Le verdict de la haute juridiction, tombé lundi 19 janvier dernier, scelle la configuration de l’hémicycle pour les sept prochaines années. Si le paysage politique se bipolarise autour des plus grands partis politiques de la mouvance, la dynamique de l’inclusion féminine marque, elle, un coup d’arrêt inattendu.
En effet, l’un des faits marquants de cette proclamation est la légère érosion de la présence des femmes. Avec 28 élues sur un total de 109, la gent féminine occupe désormais 25,69 % des travées. Ce résultat accuse une régression de 0,92 % par rapport à l’exercice précédent qui comptait 29 femmes. Cette baisse statistique, bien que minime, trahit une certaine inertie dans la féminisation de la haute instance législative du pays.
Si l’arsenal juridique notamment l’article 144 du Code électoral garantit un plancher de 24 sièges dédiés aux femmes, le volontarisme politique des partis semble s’être essoufflé. Pour preuve, le Bloc Républicain a fait figure de bon élève en proposant 12 candidates en sus du quota, plaçant 4 d’entre elles en tête de liste. L’UP le Renouveau s’est montré plus hésitant, avec une seule femme positionnée en titulaire hors réserve légale.
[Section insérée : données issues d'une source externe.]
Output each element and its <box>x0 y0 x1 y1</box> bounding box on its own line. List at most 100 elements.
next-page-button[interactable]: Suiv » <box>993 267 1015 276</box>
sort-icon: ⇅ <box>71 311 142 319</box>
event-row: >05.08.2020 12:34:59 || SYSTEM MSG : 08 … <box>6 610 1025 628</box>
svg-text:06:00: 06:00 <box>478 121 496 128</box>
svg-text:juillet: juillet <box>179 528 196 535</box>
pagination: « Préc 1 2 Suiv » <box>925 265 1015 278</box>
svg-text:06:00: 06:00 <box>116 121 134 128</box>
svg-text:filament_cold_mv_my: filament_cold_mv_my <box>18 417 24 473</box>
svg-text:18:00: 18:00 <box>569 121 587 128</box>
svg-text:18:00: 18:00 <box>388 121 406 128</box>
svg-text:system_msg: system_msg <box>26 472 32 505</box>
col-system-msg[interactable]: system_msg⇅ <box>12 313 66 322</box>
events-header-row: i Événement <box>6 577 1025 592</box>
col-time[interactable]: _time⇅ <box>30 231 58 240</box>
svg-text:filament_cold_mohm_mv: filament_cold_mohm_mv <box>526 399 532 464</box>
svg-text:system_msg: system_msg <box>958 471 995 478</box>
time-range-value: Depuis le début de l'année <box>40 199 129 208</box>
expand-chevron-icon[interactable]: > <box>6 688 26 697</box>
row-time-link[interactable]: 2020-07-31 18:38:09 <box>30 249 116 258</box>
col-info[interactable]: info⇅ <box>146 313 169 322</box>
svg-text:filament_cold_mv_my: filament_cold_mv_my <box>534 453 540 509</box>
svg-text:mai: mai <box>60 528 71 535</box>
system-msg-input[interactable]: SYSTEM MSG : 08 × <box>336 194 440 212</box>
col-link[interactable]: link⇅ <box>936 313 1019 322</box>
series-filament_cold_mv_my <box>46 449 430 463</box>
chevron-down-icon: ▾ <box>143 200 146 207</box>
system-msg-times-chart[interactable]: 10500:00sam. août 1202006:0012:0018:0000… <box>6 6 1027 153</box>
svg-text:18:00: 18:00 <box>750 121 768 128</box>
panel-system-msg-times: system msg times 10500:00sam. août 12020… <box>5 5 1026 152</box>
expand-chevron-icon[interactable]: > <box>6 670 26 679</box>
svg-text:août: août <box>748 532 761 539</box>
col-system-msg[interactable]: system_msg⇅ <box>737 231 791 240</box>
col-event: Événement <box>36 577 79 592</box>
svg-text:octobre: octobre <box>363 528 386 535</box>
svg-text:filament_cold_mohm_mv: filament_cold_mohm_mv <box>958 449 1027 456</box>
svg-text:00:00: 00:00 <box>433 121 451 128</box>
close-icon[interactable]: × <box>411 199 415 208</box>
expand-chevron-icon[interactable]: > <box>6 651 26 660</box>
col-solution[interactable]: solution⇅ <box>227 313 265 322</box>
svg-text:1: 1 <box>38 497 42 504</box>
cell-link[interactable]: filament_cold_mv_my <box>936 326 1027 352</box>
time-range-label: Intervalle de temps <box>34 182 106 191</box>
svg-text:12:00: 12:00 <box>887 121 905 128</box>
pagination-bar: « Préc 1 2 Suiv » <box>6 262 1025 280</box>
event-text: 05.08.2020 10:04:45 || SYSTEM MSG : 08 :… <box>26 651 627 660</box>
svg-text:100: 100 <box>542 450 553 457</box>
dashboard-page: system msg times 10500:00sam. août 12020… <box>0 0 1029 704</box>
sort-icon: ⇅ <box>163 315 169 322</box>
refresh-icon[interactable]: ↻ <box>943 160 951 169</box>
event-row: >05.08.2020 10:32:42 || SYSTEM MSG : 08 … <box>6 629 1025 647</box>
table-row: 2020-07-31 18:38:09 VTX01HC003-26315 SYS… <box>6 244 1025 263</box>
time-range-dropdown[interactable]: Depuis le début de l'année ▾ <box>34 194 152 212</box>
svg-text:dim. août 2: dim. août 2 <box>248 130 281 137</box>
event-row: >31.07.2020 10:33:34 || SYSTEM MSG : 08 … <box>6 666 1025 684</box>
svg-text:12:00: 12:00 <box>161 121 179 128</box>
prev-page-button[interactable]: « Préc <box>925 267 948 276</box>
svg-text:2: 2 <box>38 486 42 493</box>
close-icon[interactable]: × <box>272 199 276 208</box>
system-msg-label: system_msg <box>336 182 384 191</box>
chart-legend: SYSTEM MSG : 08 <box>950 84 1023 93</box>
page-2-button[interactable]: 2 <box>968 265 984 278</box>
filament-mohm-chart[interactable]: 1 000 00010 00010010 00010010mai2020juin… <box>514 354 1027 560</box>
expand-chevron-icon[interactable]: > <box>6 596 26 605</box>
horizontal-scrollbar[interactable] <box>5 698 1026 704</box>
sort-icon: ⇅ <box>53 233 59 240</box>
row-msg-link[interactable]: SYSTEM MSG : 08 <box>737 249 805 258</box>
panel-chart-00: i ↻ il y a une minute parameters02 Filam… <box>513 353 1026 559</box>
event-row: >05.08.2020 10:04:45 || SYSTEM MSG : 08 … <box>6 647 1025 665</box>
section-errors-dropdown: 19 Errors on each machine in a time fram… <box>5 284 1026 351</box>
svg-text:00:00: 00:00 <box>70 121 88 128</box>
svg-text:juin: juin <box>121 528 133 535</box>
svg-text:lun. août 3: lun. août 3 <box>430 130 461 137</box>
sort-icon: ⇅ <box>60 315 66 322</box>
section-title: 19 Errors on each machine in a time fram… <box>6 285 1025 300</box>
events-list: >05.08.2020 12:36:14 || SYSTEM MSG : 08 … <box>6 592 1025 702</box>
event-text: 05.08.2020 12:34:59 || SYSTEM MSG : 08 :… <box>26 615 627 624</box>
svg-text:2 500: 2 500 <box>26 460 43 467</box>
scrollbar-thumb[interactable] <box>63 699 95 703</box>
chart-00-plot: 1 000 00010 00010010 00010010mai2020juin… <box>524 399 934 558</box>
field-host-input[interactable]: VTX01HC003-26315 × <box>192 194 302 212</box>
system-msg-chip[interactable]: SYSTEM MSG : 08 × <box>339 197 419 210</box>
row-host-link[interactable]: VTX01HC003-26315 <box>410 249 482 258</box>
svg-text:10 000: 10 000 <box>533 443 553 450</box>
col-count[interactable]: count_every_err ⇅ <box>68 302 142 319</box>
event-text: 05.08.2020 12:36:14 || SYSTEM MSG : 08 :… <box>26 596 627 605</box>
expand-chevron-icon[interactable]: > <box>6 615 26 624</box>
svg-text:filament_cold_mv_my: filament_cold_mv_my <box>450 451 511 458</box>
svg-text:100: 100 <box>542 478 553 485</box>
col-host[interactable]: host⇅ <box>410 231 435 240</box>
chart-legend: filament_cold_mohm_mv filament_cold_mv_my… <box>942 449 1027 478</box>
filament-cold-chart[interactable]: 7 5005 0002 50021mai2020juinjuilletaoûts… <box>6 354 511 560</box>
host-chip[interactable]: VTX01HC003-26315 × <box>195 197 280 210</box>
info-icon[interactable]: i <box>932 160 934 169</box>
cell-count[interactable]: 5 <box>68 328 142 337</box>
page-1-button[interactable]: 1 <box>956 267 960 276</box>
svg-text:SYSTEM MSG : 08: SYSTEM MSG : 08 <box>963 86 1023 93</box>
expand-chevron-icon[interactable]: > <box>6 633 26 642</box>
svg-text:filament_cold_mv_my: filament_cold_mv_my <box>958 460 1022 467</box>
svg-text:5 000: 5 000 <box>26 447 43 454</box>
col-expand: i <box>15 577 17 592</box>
Cette stratégie démontre que sans l’obligation du quota, les instances dirigeantes des partis hésitent encore à confier les rênes de la compétition aux femmes. L’élimination des formations comme Les Démocrates, la FCBE ou Moele-Bénin a neutralisé toutes les candidatures féminines portées par ces listes. Ce monopole des deux grands partis a ainsi mécaniquement limité les chances de voir le nombre de femmes s’envoler au-delà du strict minimum imposé par la loi. En somme, cette 10e législature révèle que si le droit protège la présence des femmes, il ne garantit pas leur progression. Le défi de la parité réelle reste entier et appelle à une évolution des mentalités au sein même des états-majors politiques.